The M23 has not announced any Bukavu crisis, unlike its announcement when taking Goma, which had brought a rapid international conviction. M23 spokesperson did not answer questions on Sunday.
The Congo Ministry of Communications in a press release on social media recognized for the first time that Bukavu had been “occupied” and declared that the national government “did everything possible to restore order and territorial integrity “In the region.
A resident of Bukavu, Blaise Byumungu, said that the rebels walked in the city which had been “abandoned by all the authorities and without any loyalist force”.
“Does the government are waiting for them to take care of other cities to take measures? This is cowardice,” added Byamungu.
The M23 rebels enter the second largest city in eastern Congo, Bukavu, and take control of the administrative office of the South Kivu Province on Sunday. (AP photo / January Barhahiga)
Fears of regional escalation
Unlike 2012, when the M23 briefly seized Goma and withdrew after international pressure, analysts said the rebels this time looked at political power.
Fighting in Congo have links with an ethnic conflict of decade. The M23 says he defends ethnic Tutsis in the Congo. Rwanda said the Tutsis were persecuted by Hutus and former militias responsible for the 1994 genocide of 800,000 Tutsis and others in Rwanda. Many Hutus fled to the Congo after the genocide and founded democratic forces for the release of the Rwanda militia group.
Rwanda says that the militia group is “fully integrated” in the Congolese army, which denies it.
But the new face of the M23 in the region – Corneille Nangaa – is not Tutsi, giving the group “a new Congolese face more diverse, because M23 has always been considered an armed group supported by Rwanda defending Tutsi minorities” , according to Christian Moleka, political scientist of the Congolese reflection group Dypol.
13 headers of United Nations peace, allied soldiers who died in the Congo while the M23 rebels make gains in the key city
Congo President Felix Tshisekedi, whose government said on Saturday that Bukavu remained under his control, warned the risk of regional conflict expansion.
The forces of the Congo were supported in Goma by troops from South Africa and in Bukavu by Burundi troops. But the president of Burundi, Evariste Ndayishimiye, seemed to suggest on social networks that his country would not retaliate in the fighting.
The conflict was raised on the agenda of the African Union in Ethiopia during the weekend, with the UN secretary general António Guterres warning that he risked a spiral in a regional conflagration.

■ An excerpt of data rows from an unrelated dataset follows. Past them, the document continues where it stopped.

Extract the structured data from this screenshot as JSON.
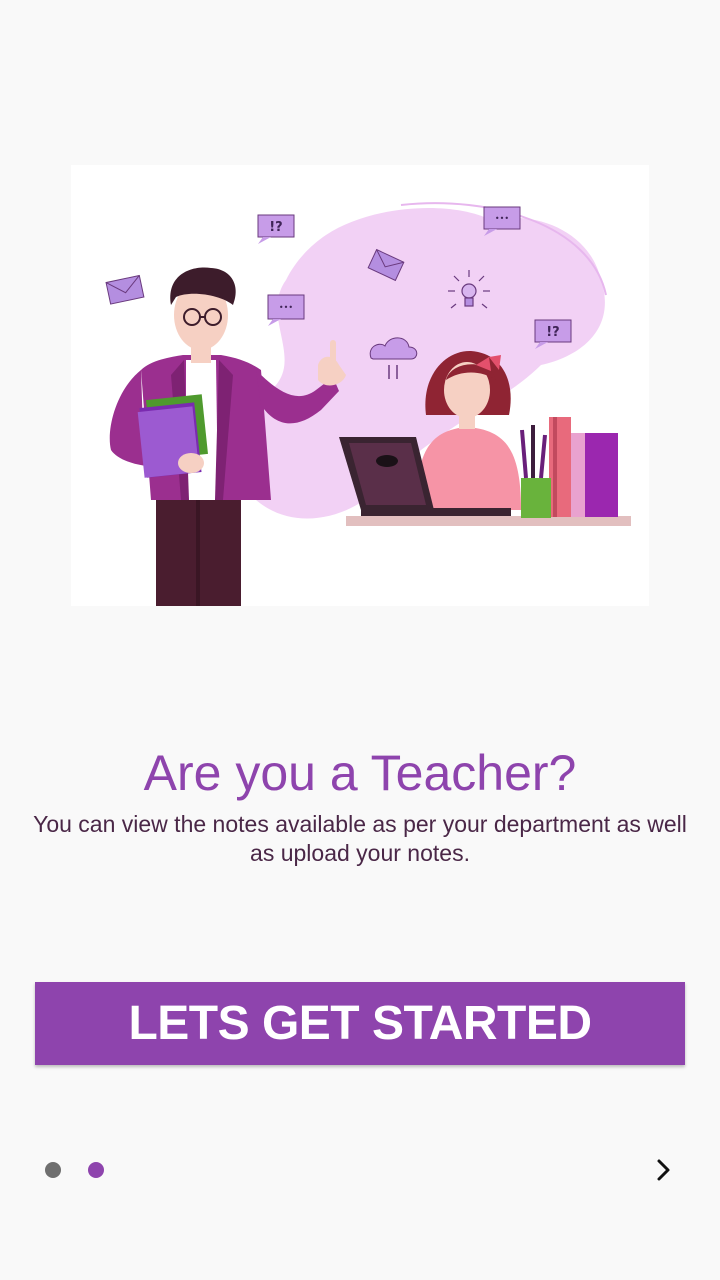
{
  "onboarding": {
    "title": "Are you a Teacher?",
    "description": "You can view the notes available as per your department as well as upload your notes.",
    "cta_label": "LETS GET STARTED",
    "pager": {
      "current_page": 2,
      "total_pages": 2
    }
  },
  "illustration": {
    "speech_bubble_question": "!?",
    "speech_bubble_dots": "•••"
  },
  "colors": {
    "accent": "#8e44ad",
    "background": "#f9f9f9",
    "dot_inactive": "#6f6f6f",
    "subtitle": "#4a2747"
  },
  "icons": {
    "next": "chevron-right-icon"
  }
}
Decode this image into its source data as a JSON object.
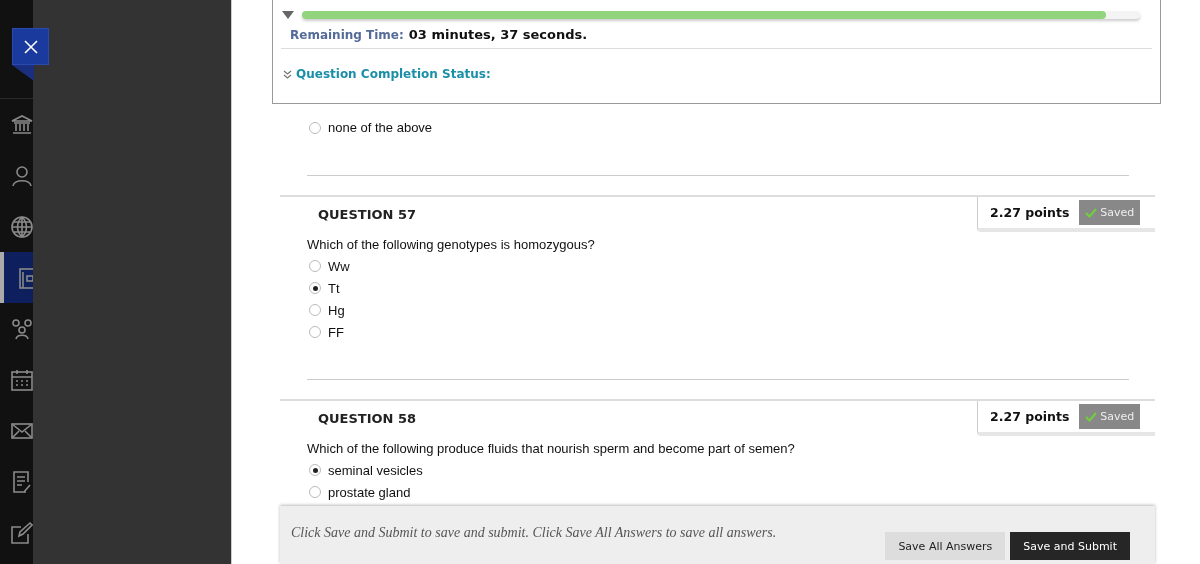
{
  "sidebar": {
    "nav_items": [
      {
        "selected": false
      },
      {
        "selected": false
      },
      {
        "selected": false
      },
      {
        "selected": true
      },
      {
        "selected": false
      },
      {
        "selected": false
      },
      {
        "selected": false
      },
      {
        "selected": false
      },
      {
        "selected": false
      }
    ]
  },
  "status_panel": {
    "timer": {
      "level": 0.96,
      "label": "Remaining Time:",
      "value": "03 minutes, 37 seconds."
    },
    "completion_label": "Question Completion Status:"
  },
  "previous_options": [
    {
      "text": "none of the above",
      "selected": false
    }
  ],
  "questions": [
    {
      "title": "QUESTION 57",
      "points": "2.27 points",
      "status": "Saved",
      "prompt": "Which of the following genotypes is homozygous?",
      "options": [
        {
          "text": "Ww",
          "selected": false
        },
        {
          "text": "Tt",
          "selected": true
        },
        {
          "text": "Hg",
          "selected": false
        },
        {
          "text": "FF",
          "selected": false
        }
      ]
    },
    {
      "title": "QUESTION 58",
      "points": "2.27 points",
      "status": "Saved",
      "prompt": "Which of the following produce fluids that nourish sperm and become part of semen?",
      "options": [
        {
          "text": "seminal vesicles",
          "selected": true
        },
        {
          "text": "prostate gland",
          "selected": false
        }
      ]
    }
  ],
  "footer": {
    "instructions": "Click Save and Submit to save and submit. Click Save All Answers to save all answers.",
    "buttons": [
      {
        "label": "Save All Answers",
        "kind": "secondary"
      },
      {
        "label": "Save and Submit",
        "kind": "primary"
      }
    ]
  }
}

However, African leaders and the international community hesitated to take decisive measures against M23 or Rwanda, who has one of the most powerful soldiers in Africa. Most continue to call a ceasefire and a dialogue between the Congo and the rebels.
The Congo River Alliance, a coalition of rebel groups which includes the M23, said that it was determined to “defend” the people of Bukavu.
Click here to obtain the Fox News app
“We call on the population to keep control of their city and not to give in to panic,” the spokesman for the Alliance, Lawrence Kanyuka said on Saturday.